L’article 6 vise à étudier l’opportunité de contraindre les navires de croisières d’être équipés de capteurs connectés afin de suivre en temps réel leurs émissions. Ces capteurs seraient un moyen d’améliorer le contrôle du respect des normes environnementales par les navires de croisières lors de leurs traversées.

L’article 7 met fin aux exonérations d’accise sur les carburants dont bénéficient les navires de croisière au même titre que l’ensemble du transport maritime. Il est insupportable que les compagnies de croisière soient exonérées de taxe intérieure sur les carburants, pour une activité de loisir si superflue et nocive, alors que tous les citoyens paient ladite taxe lorsqu’ils utilisent leur voiture pour des déplacements essentiels de leur vie quotidienne.

Les recettes fiscales générées par la suppression de cette exonération-privilège permettront d’alimenter le fonds national d’investissement en faveur du verdissement des ports, créé à l’article 8. En effet, grâce à l’électrification des quais, les navires pourront arrêter leur moteur en se raccordant au réseau électrique de la ville. Il est urgent de préserver les résidents des villes portuaires des particules fines, oxydes de soufre et oxydes d’azote auxquels les cheminées des croisières les exposent. Toutefois, cet aménagement coûteux rendu nécessaire par la pollution que génère une activité lucrative privée ne saurait être assumé par le contribuable: c’est aux compagnies de croisière de payer pour les aménagements qui réduiront l’effet de leurs activités sur la santé et l’environnement. Pour cette raison, le fonds d’investissement est alimenté par la taxe intérieure sur les carburants dont devront s’acquitter les navires de croisière.

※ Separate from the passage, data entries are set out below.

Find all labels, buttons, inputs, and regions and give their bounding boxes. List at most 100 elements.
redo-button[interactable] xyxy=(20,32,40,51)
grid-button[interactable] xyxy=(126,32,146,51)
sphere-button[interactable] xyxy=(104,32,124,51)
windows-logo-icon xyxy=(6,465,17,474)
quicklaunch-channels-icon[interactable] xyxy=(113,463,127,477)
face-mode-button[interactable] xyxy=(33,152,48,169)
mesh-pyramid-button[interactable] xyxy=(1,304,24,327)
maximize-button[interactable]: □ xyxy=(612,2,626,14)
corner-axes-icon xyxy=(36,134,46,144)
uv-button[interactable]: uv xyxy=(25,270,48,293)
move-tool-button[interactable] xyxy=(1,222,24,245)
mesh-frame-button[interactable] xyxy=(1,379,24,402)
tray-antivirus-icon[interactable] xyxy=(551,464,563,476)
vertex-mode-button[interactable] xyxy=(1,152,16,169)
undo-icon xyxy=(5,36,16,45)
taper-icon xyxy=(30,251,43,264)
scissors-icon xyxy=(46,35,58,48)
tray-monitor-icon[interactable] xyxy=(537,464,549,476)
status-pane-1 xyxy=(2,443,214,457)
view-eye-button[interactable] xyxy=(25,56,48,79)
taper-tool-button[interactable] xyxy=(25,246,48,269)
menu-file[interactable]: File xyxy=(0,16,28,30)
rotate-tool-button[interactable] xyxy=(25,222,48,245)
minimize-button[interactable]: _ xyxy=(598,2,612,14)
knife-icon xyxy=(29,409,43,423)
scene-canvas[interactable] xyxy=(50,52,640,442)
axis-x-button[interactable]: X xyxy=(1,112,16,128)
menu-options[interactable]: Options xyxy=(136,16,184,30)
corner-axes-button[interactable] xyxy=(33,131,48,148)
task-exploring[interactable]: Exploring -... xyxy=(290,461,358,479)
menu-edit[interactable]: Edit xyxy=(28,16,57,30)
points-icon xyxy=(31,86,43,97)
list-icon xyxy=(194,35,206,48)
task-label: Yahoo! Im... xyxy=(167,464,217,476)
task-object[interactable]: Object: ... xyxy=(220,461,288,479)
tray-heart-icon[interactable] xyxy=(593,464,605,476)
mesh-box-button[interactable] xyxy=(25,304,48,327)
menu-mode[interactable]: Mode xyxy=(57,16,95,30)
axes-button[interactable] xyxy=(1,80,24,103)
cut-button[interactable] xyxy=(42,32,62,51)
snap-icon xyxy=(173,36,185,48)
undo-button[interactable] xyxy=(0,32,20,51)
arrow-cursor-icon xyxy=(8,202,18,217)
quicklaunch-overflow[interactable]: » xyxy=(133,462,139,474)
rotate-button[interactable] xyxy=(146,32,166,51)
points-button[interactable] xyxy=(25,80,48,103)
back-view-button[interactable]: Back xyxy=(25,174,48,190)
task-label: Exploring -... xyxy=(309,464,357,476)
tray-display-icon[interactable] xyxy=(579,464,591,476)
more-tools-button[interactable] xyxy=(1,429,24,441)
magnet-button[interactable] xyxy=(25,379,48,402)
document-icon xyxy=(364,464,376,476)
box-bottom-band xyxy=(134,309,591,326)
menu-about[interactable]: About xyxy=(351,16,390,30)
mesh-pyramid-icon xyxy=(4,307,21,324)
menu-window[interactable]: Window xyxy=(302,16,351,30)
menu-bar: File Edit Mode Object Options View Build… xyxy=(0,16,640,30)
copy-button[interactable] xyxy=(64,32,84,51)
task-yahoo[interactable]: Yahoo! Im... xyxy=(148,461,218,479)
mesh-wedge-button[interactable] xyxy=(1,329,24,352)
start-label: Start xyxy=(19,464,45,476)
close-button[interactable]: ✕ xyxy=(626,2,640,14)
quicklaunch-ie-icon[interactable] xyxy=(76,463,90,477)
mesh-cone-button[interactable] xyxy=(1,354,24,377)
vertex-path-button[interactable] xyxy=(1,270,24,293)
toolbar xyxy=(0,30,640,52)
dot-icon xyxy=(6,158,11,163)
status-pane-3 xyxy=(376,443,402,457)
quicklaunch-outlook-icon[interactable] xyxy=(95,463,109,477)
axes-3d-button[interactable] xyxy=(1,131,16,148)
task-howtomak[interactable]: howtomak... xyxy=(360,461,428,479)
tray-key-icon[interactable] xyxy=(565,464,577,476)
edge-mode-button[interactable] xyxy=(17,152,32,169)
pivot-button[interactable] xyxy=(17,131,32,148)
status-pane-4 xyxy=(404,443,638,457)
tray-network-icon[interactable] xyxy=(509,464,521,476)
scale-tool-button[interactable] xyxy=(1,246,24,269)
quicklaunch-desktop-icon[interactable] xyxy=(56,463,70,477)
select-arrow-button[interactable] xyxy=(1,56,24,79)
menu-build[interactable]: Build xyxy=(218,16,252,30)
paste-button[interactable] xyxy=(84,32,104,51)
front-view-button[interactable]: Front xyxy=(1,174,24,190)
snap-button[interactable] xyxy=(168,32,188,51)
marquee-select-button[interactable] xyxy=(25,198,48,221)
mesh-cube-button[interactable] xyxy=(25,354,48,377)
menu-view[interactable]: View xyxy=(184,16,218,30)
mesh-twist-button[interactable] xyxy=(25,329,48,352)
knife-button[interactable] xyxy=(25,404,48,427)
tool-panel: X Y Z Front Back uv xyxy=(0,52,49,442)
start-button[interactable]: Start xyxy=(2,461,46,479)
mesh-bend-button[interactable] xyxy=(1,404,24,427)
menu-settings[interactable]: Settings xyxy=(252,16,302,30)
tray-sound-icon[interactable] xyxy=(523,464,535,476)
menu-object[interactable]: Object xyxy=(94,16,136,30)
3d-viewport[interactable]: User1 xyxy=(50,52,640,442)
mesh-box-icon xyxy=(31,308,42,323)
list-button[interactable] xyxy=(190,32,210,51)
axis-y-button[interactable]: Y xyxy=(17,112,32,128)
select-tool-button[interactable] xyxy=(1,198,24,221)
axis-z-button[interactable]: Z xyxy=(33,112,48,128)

L’article 9 prévoit l’interdiction de la publicité en faveur du tourisme de croisière afin de réduire la demande pour ce secteur. Cette proposition fait écho à la recommandation C2.1 de la Convention citoyenne pour le climat, qui demandait à «interdire de manière efficace et opérante la publicité des produits les plus émetteurs de gaz à effet de serre sur tous les supports publicitaires».

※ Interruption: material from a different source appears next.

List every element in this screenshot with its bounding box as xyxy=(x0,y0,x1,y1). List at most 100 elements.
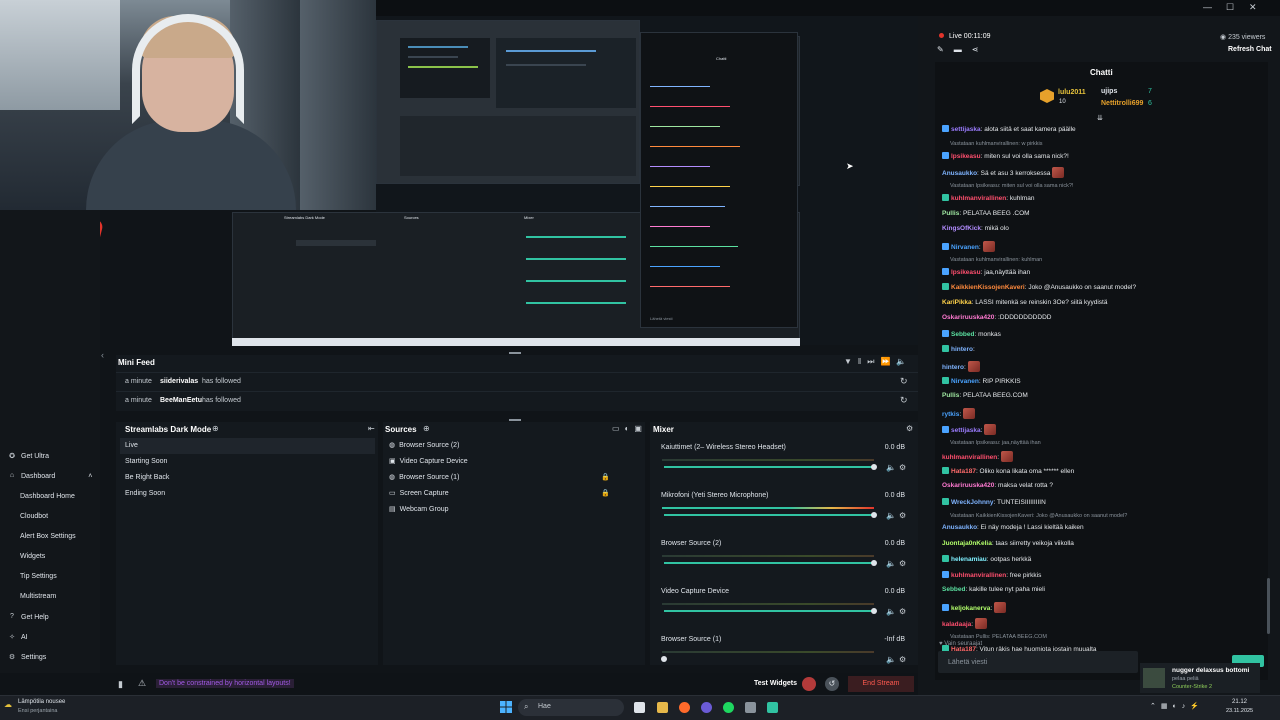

Enfin, l’article 10 contraint les compagnies de croisière à afficher l’empreinte carbone des séjours vendus. Cet indicateur doit participer à dissuader les consommateurs. Un passager de croisière émet 4,4tonnes d’équivalent CO2 selon le collectif « Stop Croisières » pour un voyage de sept nuits, soit deux fois plus que ce que devrait être l’empreinte carbone individuelle pour respecter les engagements de l’accord de Paris sur le climat.